About Me

AI and engineering leadership in healthtech and fintech, nonprofit founder, former researcher at Harvard.

I'm Aron Szanto. I head the Machine Learning Products department at PathAI, delivering AI-powered diagnostics and therapies for cancer and other diseases. Previously, I led ML at Kensho, where we built a pioneering portfolio of language model-backed technologies used by experts around the world. I've spent my career in the healthtech and fintech industries, aiming to create AI systems to enable people performing the most critical jobs on the planet — from the CIA to the operating room. Back before Language Models got Large, I studied statistical machine learning, computational economics, and mathematical philosophy at Harvard.

I'm passionate about growing world-class teams that create outstanding and impactful technology. My work has focused on large language models and multimodal ML, complex disease diagnostics, fake news and misinformation detection, and human-computer hybrid systems. Some of my recent published research focuses on how fake and real news spread differently, building models to allow us to identify fake news before it diffuses widely.

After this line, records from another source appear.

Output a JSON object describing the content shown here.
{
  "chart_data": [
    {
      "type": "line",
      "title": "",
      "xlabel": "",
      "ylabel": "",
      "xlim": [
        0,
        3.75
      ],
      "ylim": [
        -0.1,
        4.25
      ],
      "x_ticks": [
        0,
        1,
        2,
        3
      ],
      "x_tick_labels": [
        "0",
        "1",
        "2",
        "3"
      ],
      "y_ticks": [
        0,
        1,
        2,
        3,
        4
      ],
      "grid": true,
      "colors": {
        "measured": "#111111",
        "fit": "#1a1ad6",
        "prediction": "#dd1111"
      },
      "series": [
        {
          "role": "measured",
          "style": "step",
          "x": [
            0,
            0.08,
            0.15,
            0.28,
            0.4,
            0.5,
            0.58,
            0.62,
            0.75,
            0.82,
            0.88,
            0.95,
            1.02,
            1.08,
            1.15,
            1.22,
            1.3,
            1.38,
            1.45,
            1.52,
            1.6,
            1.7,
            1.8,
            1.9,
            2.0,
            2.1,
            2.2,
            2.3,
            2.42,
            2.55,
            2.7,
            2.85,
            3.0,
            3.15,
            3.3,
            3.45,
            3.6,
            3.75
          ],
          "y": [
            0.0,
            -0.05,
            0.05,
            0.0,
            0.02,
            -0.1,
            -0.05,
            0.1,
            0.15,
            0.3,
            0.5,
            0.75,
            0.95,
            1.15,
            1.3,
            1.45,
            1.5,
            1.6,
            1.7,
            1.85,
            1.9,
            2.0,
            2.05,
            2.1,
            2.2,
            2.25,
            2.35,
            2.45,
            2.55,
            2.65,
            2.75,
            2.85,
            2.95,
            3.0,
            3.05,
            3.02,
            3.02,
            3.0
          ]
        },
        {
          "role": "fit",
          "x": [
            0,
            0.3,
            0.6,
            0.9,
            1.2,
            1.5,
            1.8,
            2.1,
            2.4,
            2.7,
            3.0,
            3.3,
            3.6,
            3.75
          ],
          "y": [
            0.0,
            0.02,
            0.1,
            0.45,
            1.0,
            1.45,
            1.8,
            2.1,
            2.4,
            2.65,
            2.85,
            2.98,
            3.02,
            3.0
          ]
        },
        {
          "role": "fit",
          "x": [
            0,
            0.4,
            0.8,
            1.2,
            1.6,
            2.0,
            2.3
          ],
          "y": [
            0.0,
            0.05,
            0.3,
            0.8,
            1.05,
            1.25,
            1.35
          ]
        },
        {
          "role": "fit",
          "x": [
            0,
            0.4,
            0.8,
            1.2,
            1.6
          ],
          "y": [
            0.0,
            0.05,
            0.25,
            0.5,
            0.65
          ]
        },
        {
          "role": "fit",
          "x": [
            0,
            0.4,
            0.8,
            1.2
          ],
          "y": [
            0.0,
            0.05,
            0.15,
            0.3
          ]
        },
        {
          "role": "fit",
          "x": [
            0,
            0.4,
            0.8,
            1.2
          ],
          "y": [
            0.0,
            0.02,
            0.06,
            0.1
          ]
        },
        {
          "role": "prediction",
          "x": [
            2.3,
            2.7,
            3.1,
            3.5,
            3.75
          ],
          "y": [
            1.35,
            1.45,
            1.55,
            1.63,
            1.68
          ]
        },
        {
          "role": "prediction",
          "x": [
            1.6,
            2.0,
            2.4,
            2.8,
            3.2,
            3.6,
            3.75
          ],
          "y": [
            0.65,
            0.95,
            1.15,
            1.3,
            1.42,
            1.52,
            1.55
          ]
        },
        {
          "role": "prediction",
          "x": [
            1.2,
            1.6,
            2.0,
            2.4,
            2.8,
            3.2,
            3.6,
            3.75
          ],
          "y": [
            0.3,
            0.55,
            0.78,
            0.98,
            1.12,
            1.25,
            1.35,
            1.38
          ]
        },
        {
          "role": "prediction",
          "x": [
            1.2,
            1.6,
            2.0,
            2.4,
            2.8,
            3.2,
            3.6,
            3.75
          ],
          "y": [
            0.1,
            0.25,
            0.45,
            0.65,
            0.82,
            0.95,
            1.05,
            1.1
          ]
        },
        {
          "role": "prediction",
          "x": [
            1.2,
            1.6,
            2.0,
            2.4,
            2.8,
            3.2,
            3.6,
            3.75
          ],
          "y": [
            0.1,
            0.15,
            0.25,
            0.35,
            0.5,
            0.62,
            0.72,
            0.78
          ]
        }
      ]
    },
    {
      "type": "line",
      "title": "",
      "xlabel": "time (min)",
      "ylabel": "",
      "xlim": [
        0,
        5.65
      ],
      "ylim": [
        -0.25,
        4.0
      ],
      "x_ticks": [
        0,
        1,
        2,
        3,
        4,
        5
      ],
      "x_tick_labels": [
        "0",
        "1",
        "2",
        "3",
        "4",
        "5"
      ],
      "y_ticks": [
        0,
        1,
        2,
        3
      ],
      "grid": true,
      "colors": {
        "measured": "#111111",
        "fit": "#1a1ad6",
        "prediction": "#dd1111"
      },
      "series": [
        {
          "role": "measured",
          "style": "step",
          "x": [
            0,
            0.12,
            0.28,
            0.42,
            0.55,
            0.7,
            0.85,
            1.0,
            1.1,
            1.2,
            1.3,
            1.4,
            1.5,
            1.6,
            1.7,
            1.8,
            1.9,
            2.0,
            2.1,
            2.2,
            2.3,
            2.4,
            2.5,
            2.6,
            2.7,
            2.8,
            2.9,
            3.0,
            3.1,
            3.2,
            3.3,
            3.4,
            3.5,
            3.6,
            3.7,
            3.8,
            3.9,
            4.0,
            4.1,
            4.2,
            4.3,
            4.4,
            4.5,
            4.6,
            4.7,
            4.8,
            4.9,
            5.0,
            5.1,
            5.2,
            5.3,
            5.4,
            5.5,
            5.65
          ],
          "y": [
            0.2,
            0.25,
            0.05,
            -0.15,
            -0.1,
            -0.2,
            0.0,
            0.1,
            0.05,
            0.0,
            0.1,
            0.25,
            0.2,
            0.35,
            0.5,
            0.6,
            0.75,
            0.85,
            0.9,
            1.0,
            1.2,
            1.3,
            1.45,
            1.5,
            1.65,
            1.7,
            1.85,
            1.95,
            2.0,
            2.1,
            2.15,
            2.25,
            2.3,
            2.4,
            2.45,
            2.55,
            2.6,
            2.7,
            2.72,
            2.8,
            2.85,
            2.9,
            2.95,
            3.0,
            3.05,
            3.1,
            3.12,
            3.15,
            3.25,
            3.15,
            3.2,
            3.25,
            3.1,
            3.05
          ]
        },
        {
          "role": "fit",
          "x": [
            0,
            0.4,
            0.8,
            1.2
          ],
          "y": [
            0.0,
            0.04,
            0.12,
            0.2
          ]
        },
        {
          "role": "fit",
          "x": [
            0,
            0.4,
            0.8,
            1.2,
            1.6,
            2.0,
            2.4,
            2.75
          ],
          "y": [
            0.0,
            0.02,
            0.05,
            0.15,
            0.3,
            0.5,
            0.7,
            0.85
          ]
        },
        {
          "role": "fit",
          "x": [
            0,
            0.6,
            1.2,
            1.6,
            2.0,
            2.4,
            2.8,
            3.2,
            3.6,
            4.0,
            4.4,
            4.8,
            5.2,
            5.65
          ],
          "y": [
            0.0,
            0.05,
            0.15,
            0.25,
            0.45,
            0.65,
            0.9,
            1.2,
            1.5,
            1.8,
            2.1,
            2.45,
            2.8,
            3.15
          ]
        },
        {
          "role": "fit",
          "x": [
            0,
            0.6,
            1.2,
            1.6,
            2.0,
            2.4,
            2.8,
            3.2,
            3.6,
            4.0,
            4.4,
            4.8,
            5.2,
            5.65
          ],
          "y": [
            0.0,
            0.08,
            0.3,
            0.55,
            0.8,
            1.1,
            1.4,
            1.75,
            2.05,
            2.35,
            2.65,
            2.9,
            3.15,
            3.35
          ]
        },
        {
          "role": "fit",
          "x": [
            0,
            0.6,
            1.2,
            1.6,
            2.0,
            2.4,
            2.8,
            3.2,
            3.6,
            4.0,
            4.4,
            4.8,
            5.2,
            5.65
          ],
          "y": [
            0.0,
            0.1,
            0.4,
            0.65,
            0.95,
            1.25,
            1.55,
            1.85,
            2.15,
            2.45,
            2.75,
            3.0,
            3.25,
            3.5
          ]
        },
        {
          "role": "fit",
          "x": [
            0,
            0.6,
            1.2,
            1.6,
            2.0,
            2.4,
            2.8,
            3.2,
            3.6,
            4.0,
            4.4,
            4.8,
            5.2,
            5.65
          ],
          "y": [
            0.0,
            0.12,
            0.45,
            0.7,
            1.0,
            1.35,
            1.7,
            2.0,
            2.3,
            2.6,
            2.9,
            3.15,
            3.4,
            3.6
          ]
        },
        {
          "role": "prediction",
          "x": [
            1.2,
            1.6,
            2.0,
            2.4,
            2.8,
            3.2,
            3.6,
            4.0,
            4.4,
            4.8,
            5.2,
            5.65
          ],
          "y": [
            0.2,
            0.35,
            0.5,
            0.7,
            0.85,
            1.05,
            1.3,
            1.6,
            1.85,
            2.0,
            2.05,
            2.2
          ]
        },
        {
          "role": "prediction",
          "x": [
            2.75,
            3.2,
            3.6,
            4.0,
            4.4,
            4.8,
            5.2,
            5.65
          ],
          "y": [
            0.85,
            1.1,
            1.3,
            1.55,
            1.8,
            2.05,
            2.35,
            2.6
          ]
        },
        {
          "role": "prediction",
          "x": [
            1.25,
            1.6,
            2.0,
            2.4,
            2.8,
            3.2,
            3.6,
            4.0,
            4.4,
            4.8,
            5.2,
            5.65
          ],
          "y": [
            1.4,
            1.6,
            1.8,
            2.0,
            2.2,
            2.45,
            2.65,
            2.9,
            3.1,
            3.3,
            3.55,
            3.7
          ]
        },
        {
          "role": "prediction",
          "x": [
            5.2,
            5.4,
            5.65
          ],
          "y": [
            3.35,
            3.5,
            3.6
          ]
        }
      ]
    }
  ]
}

When I'm not working, you'll find me playing cello in my orchestra, on the ultimate frisbee field, or hacking on an open source project. My music recordings and tech-stracurriculars are below! Other things you should know about me: my first name is properly spelled Áron and pronounced /ɑ'rõn/ (AH-rown), since my multicultural parents needed to be very authentic. I love espresso, dogs, and cooking. I'm terrible at singing, but I'm a great whistler. And though many have tried, you'll never be able to convince me that there's a city better than New York.

Projects

Here are some of my recent research projects. Everything here is open source—drop me a line if you want in!

CBL Graphs

Content-Blind Fake News Detection

Developed a novel machine learning methodology for identifying fake news on Twitter. Using only information about the topology of the Twitter network that forms around a news article, the model uses graph kernels to predict the truthfulness, bias, and subject matter of a rumor with high accuracy. The model outperforms both standard techniques and deep neural networks, demonstrating that network shape encodes rich and unique information about the content it surrounds. This work represents the state of the art in fake news identification within this domain, as published in The Web Conference (WWW), where I gave an invited talk about the work.

GitHub AI-Assisted Collaboration

AI-Assisted Collaboration on GitHub

Sebastian Gehrmann and I built a system to understand how large-scale collaboration works on platforms like GitHub. We used neural networks and machine learning to analyze vast amounts of historical GitHub data, developing a model that could predict a user's future contributions and determine whether a project would be successful. These findings could inform an AI system that manages project contributors, organizes them into subteams, recruits relevant users, and shapes work to maximize success.

Airbnb Reidentification

Airbnb Reidentification

Airbnb claims to protect host privacy using probabilistic location fuzzing. Along with Emily Houlihan and Neel Mehta, I developed an algorithm to reidentify Airbnb hosts using public voter records, demonstrating that Airbnb's platform is not identity-secure. This research gained attention in a hit Medium story and coverage from The International Business Times, and was published in The Journal of Technology Science.